When it was announced at a memorable UN session, representatives of Third World countries literally jumped to their feet with joy. China had accomplished what the imperialists had tried in every way to obstruct. The imperialists had no alternative but to accept China as a nuclear power.

Do the imperialist powers still have the political authority, for example through the UN, to obstruct an oppressed country from achieving its own nuclear capability without the authorization of Washington and Wall Street?

The DPRK has reached a state in its economic and industrial-technological development where it can move rather rapidly in the field of nuclear development, and has done so in the field of nuclear power. It may possibly have the ability to develop a nuclear bomb.

Sovereignty of DPRK

The DPRK, among other Third World countries, had agreed to give the IAEA information and allow the agency to inspect its nuclear premises. But it is strictly up to Korea to decide how far foreign capitalist representatives may go in inspecting nuclear facilities in its own country.

The DPRK has been cooperative with the IAEA, up to a point. But in the opinion of the Koreans, these inspectors, all of them from the capitalist West, then began to go further than what the Korean government had agreed was necessary to fulfill its obligations under the IAEA agreement.

It would have been right and proper at that point for these inspectors to abide by the Korean decision. And it was essential for the Western capitalist countries to respect the Korean decision. The Korean government is the ultimate authority on who comes and goes to inspect any of the facilities in the DPRK, nuclear or otherwise. This is necessary to sustain its sovereign status as an independent country.

Who, then, is opposing all this? The U.S. government, and most prominently and vociferously the Pentagon, supported by the State Department.

What are they up to? A rerun of the Korean War?

The U.S. government was able to corral, confuse, bamboozle and in every way lie about who started the fighting in Korea in 1950. It spread fear and confusion in the world media that the USSR and People's China had instigated the DPRK to commence the struggle and were setting the stage for "a classic battle between communism and freedom."

Under present circumstances, such deception is not available to the U.S. government. China has its own independent position in foreign affairs. Its relation to the DPRK is conducted as that of a friendly neighbor, if not a socialist ally.

So far as the USSR is concerned, it is gone. The influence of Russia as a bourgeois state is at the present time minimal in Korea.

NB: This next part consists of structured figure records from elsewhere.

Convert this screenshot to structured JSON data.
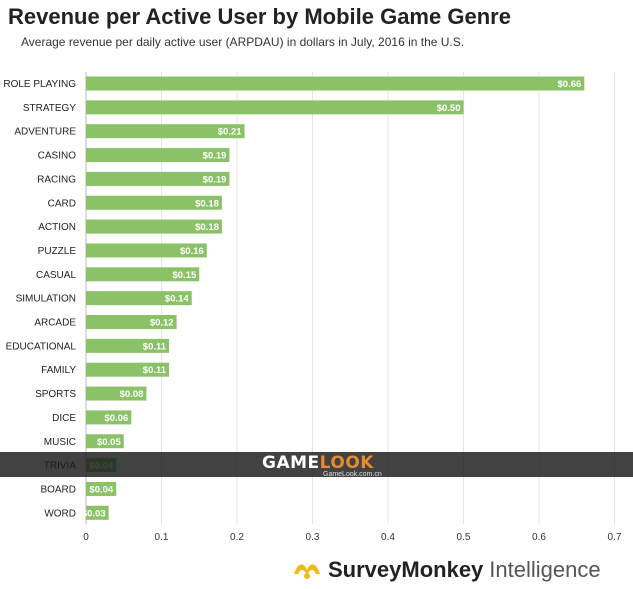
{
  "chart_data": {
    "type": "bar",
    "orientation": "horizontal",
    "title": "Revenue per Active User by Mobile Game Genre",
    "subtitle": "Average revenue per daily active user (ARPDAU) in dollars in July, 2016 in the U.S.",
    "categories": [
      "ROLE PLAYING",
      "STRATEGY",
      "ADVENTURE",
      "CASINO",
      "RACING",
      "CARD",
      "ACTION",
      "PUZZLE",
      "CASUAL",
      "SIMULATION",
      "ARCADE",
      "EDUCATIONAL",
      "FAMILY",
      "SPORTS",
      "DICE",
      "MUSIC",
      "TRIVIA",
      "BOARD",
      "WORD"
    ],
    "values": [
      0.66,
      0.5,
      0.21,
      0.19,
      0.19,
      0.18,
      0.18,
      0.16,
      0.15,
      0.14,
      0.12,
      0.11,
      0.11,
      0.08,
      0.06,
      0.05,
      0.04,
      0.04,
      0.03
    ],
    "data_labels": [
      "$0.66",
      "$0.50",
      "$0.21",
      "$0.19",
      "$0.19",
      "$0.18",
      "$0.18",
      "$0.16",
      "$0.15",
      "$0.14",
      "$0.12",
      "$0.11",
      "$0.11",
      "$0.08",
      "$0.06",
      "$0.05",
      "$0.04",
      "$0.04",
      "$0.03"
    ],
    "x_ticks": [
      "0",
      "0.1",
      "0.2",
      "0.3",
      "0.4",
      "0.5",
      "0.6",
      "0.7"
    ],
    "x_tick_values": [
      0,
      0.1,
      0.2,
      0.3,
      0.4,
      0.5,
      0.6,
      0.7
    ],
    "xlim": [
      0,
      0.7
    ],
    "grid": "vertical",
    "bar_color": "#8cc267",
    "label_color": "#ffffff"
  },
  "watermark": {
    "brand_part1": "GAME",
    "brand_part2": "LOOK",
    "url": "GameLook.com.cn"
  },
  "footer": {
    "brand": "SurveyMonkey",
    "brand_suffix": "Intelligence",
    "logo_color": "#f0b81b"
  }
}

So the Pentagon has succumbed to the dream of corralling the entire Korean peninsula as a stepping stone to a new phase in its attempt to take over the Asian mainland.

It is from this world perspective that we have to understand the position of the DPRK in guarding its own sovereignty and not succumbing to either the wiles or the military threats of the U.S.

In a socialist order, the exchange of vital technical and scientific data is the ABC of friendship and fraternal relations. Under imperialism, it can easily become the pivot for a world conflagration.

This is what has to be watched in the case of Korea. The progressive and working class forces in this country have to support the just cause of the DPRK. In doing so they are defending the most vital interests of the working class and oppressed masses right here.